Classic

Review: The Great Gatsby

Cover of the book, featuring two eyes and a red-painted mouth staring out of a dark blue sky over what looks like a brightly-lit carnival - there is a paler streak below one of the eyes in the sky that looks like a tear.

Title: The Great Gatsby

Author: F. Scott Fitzgerald

Genre: Classic

Trigger Warnings: Antisemitism (subtext, not explicit), racism/Nazi ideology, car crash, alcohol use, blood, death, gore (brief), infidelity, gun violence

Back Cover:

The Great Gatsby, F. Scott Fitzgerald’s third book, stands as the supreme achievement of his career. This exemplary novel of the Jazz Age has been acclaimed by generations of readers. The story is of the fabulously wealthy Jay Gatsby and his new love for the beautiful Daisy Buchanan, of lavish parties on Long Island at a time when The New York Times noted “gin was the national drink and sex the national obsession,” it is an exquisitely crafted tale of America in the 1920s.

The Great Gatsby is one of the great classics of twentieth-century literature.

Review:

I read this for the first time in high school and absolutely hated it. Loathed it, in fact. I remember it most vividly for having to write a paper about the motif of the eyes of Dr. T.J. Eckleberg without understanding what a motif even was. There was no plot, the characters were all awful people, my fundamentalist Christian sensibilities were put off by all the infidelity, and I didn’t understand why anyone wanted to read to the end, let alone liked it enough to call it a classic.

But my husband considers it one of his favorite books, and ever since I read The Chosen and the Beautiful and didn’t hate it, he’s been suggesting that I give this one another chance. I agreed, mainly because the audiobook was short and immediately available at the library.

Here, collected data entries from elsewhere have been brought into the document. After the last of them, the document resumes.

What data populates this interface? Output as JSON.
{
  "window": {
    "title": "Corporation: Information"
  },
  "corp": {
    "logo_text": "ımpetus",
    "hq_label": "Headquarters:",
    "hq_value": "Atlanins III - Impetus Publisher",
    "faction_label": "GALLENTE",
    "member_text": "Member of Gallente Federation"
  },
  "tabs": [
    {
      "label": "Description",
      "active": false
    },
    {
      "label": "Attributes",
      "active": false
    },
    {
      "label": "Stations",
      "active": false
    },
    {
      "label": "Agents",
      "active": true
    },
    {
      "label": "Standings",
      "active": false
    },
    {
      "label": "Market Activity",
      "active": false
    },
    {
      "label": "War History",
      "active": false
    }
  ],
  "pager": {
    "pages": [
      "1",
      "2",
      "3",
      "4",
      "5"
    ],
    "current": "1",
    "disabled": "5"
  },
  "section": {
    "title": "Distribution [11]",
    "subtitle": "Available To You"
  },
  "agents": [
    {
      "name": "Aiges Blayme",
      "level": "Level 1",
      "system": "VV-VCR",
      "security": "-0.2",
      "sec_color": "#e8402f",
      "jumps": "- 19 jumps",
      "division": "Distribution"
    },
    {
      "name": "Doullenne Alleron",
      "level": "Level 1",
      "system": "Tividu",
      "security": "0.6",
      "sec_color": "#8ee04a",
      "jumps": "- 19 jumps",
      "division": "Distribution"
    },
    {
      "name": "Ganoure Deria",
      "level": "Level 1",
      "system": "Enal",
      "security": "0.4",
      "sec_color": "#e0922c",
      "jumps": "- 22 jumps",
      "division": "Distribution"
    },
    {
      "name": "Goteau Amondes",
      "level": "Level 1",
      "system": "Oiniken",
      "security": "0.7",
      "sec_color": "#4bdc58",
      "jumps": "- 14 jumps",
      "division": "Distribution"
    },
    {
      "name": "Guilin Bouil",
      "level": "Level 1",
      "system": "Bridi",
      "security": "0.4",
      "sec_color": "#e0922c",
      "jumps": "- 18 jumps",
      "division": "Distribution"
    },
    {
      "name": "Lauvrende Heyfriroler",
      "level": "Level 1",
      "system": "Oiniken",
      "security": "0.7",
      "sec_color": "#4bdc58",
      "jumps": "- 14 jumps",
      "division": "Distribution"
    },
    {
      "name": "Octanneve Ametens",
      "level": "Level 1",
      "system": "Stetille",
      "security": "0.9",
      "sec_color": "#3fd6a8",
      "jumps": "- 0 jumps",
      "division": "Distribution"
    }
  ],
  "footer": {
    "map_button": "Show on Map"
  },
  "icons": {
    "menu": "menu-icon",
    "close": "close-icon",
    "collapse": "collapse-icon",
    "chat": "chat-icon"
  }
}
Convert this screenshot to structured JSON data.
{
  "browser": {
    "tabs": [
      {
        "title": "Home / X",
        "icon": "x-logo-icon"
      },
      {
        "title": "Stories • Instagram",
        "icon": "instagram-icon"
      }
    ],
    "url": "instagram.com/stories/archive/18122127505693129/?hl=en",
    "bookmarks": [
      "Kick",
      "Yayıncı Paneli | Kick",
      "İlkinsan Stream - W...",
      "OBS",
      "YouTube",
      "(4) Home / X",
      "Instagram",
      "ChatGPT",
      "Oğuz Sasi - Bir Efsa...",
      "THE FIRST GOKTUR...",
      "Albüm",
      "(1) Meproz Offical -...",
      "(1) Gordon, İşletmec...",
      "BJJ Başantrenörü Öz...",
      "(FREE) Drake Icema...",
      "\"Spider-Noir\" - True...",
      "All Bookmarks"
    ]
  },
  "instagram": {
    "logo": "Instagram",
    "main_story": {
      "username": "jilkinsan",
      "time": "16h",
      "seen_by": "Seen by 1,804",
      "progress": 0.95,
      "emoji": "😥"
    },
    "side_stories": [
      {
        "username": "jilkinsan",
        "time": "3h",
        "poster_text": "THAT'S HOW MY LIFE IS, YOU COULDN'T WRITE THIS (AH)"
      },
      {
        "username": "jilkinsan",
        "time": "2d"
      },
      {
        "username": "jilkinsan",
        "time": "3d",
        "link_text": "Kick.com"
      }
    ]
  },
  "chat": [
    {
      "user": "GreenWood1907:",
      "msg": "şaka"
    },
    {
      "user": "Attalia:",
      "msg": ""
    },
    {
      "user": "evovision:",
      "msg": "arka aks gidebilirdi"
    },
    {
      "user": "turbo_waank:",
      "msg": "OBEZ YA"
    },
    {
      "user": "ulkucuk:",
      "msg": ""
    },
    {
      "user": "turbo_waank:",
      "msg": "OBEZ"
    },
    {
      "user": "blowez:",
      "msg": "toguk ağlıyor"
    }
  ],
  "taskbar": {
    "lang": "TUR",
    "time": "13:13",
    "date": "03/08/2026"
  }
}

This time around, I didn’t hate it. I can’t say that I particularly liked it, but at least now I can see why it became a classic (and why my husband loves it so much).

This book is deceptively short for how complex it is. If you read it on the surface (which is how I read it in high school because I didn’t know any other way to read), it’s a boring story of rich people being rich and bored and having affairs and throwing ridiculous parties. It’s also a rare example of the narrator and the protagonist being different characters – Nick Caraway narrates the story, but his role is an observer to what happens to the protagonist, Jay Gatsby, and I did not know what to do with that in high school.

The Great Gatsby, like every classic book I’ve read, has Important Themes. Its main theme is that you can’t recapture, relive, or undo the past – you just have to grieve what you’ve lost and move on, or trying to bring back the past will destroy you and probably other people as well. Jay Gatsby loved Daisy, but he went off to fight in World War I and Daisy married someone else instead. Gatsby’s whole motivation is to get Daisy back, to bring back what they had when she was a rich teenager and he was a penniless young soldier but they were deeply in love, and to convince, gaslight, or force her feelings to be the same as his. Which to me says that he doesn’t love her as a person now, if he ever did, he just sees her as an object of his desire that he can possess, just like all the fancy things in his house.

There are also a lot of poignant, quotable lines in this book, several of which I’ve heard before without knowing they were from this book.

As far as entertainment goes, I did not enjoy this book. There’s no plot, the characters are all horrible people, and from a story perspective I found it pretty boring. But it does have some things of value to say theme-wise, so at least now I understand why it became a classic – even if I still don’t like it as much as my husband does.